Clive Hamilton is not much older than me. I daresay much of his early experiences were similar to my own. I’ve read his pieces, off and on, for years and largely nodded in approval. But we have parted ways in a gradual way that feels inevitable.
My ‘birth’ into the left began when my conservative, fundamentalist Christian father declared me a “communist”. As I encountered the world, conservative values simply didn’t wash. Black people weren’t lazy good for nothings, Catholics weren’t Satan’s agents, hard work didn’t lead automatically to prosperity, the working class weren’t dirty …
My rejection signalled the first stage of going left – disillusionment. I’m sure, from my readings, that Clive went through this stage. The dig it or burn it mentality of prosperity in Australia was brilliant at making money for some, but completely nonsensical if you looked past the coming millennium click over. Clive and I were at one.
Soon after school and a short stint working, I graduated to the second stage of the left – idealism. I looked around the world for evidence of new ways of organising society and stumbled across kibbutzim. Blind to the multiple evils of Zionism, I ventured across the world to join ‘volunteers’ in a socialist experiment.
Nothing cures rabid Zionism like the crunching reality of the Zionist experiment Israel. But that is a story for another day. I lived for half a year in a socialist paradise. No money, no gender roles, no fixed job, no bosses, no private property. Well, almost.
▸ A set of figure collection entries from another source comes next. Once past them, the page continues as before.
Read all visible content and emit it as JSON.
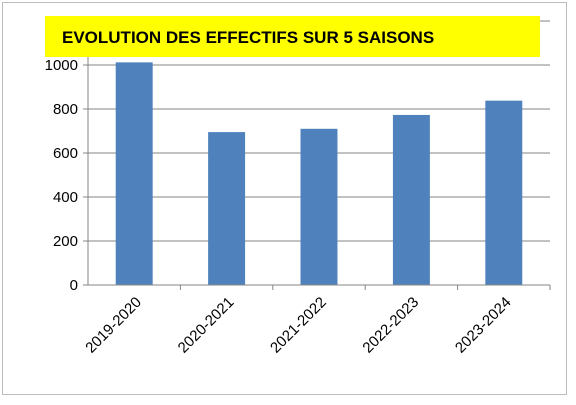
{
  "chart_data": {
    "type": "bar",
    "title": "EVOLUTION DES EFFECTIFS SUR 5 SAISONS",
    "categories": [
      "2019-2020",
      "2020-2021",
      "2021-2022",
      "2022-2023",
      "2023-2024"
    ],
    "values": [
      1012,
      695,
      710,
      773,
      838
    ],
    "color": "#4f81bd",
    "ylim": [
      0,
      1200
    ],
    "yticks": [
      0,
      200,
      400,
      600,
      800,
      1000,
      1200
    ],
    "grid": true
  }
}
There were the JAPS – Jewish American Princes or Jewish American Princesses. Marking their good Zionist allegiances, Jewish kids from New York could do a stint in a kibbutz, avoid national service and avoid work of any kind.
I once confronted the work coordinator of the kibbutz – a large, red headed sabra – with the fact that a newly arrived ‘prince’ seemed to spend his days by the pool and his nights rooting the prettiest of the locals and didn’t seem to join in the work. Why was that?
Apart from nearly being shot up on the Gaza strip, I believe that might have been a moment when I came closest to death. My naïve left-wing idealism came to the fore and collided with the grim, material reality of the manner in which the Zionist state was being sustained.
No doubt, Clive is an idealist. He still thinks there is hope for the West. He still thinks Australian politics is redeemable. He still thinks we live in a democracy. He still thinks climate change is reversible.
The third stage of the left is activism. I think Clive was way better at this. I didn’t like the idea of being arrested, so actually chaining myself to anything seems a bit too uncomfortable. I’m not exactly sure what Clive has done in this stage, but he is almost certainly ahead of me.
The last stage is materialism. As you grow older on the left, you realise that your individual actions and activism is impotent against large structural inequalities that are driven by forces well beyond political parties. You understand that change is inevitable and often brutal.
Sadly, some left leaning types, like Clive, never reach the materialist stage. They drift into ideological oblivion and begin to whine about things that they really don’t know anything about. Their ‘left’ ideas become increasingly abstracted from reality, but they imagine themselves at the cutting edge of a youthful idealistic movement.
I’ll leave you with one of Clive’s ideological treasures. I mean, it’s completely unremarkable given his passage into the “I write anti-China books” club.
I’m sorry I can’t play that music from X-files due to copyright restrictions.
It’s kind of sad to see an old man sink into conspiracy land. I wonder if, one day, Clive might get to stage 4.